The UN has initiated a high-level Board of Inquiry led by the Department of Peacekeeping Operations (DPKO) and the Department of Field Support to investigate the 17-18 February incident in which inter-communal clashes at the UNMISS protection of civilians site in Malakal led to 25 deaths. It will probably be several weeks before the results of the Inquiry are known, but some Council members may be interested in preliminary information about the work programme and activities of the members of the team evaluating the mission’s handling of the incident. In its 17 March presidential statement (S/PRST/2016/1), the Council expressed alarm at reports that armed men in uniforms of the Sudan People’s Liberation Army (i.e. government forces) fired on civilians during clashes in the site, which were marked by fighting between Dinka and Nuer communities.

A significant focus of the meeting will be the plans for the arrival of opposition leader Riek Machar in Juba. Machar’s long awaited return, which was scheduled for 18 April, has been postponed several times largely due to disagreements between the government and the opposition on the number of soldiers that could be brought to Juba and the types of weapons they should be allowed to transport. At press time, there were indications that Machar’s arrival could occur as soon as tomorrow. Council members will be keen to receive any information that Ladsous may be able to offer on Machar finally returning to Juba. Whether or not he is physically in Juba by the time of the briefing, members will probably want to know more about Machar’s initial plans, his likely interactions with government officials, when the transitional government of national unity is expected to be formed, and the main priorities of the new government.

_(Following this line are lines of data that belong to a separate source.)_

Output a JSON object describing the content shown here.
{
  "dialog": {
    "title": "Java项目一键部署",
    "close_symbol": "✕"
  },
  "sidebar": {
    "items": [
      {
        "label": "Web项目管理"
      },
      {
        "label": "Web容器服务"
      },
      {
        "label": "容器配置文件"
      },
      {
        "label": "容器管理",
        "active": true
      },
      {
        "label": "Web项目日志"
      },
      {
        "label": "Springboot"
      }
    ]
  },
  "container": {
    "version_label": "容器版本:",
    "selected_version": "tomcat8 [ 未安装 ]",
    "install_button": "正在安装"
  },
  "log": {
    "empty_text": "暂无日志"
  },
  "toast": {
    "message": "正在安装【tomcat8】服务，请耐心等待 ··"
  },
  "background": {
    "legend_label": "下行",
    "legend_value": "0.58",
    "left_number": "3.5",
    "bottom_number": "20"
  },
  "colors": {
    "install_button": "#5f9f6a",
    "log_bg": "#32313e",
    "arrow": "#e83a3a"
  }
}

Members have noted that Machar’s return is a prerequisite for the formation of the transitional government. On 19 April, following a briefing by Ladsous during consultations, members emphasised the importance of the formation of the transitional government in elements to the press, expressing serious concern with the delay in Machar’s return to Juba and calling for the new government to be established expeditiously.

Soares is expected to discuss the UN’s efforts to provide technical assistance to the AU on justice and accountability issues. He may recount the elements of the report that the Secretary-General forwarded to the Council on this issue on 7 April (S/2016/328). According to that report, there have been exchanges between the UN’s Office of Legal Affairs and the AU Commission’s Office of the Legal Counsel on the establishment of the Hybrid Court in South Sudan, focusing on the possible location of the court, its composition, the selection of judges, and matters related to funding, among other issues. Members may be interested in any additional information that Soares might be able to provide on the specific details of these interactions between the UN and the AU. They may want to know if there have been any additional discussions between the organisations on these issues since the release of the Secretary-General’s report over two weeks ago.

The Secretary-General’s report further notes that the UN Development Programme has provided technical advice on options for the development of a truth commission and the use of traditional approaches to reconciliation. Some members may want to know more about the nature of these options, as well potential engagement by UNMISS in facilitating truth and reconciliation processes.

Key concerns of the Secretary-General that may be reiterated by members are the need for a functional transitional government of national unity, which has yet to be formed, to engage meaningfully with regional and international organisations on the establishment of a hybrid tribunal, and the tribunal’s sustainable funding.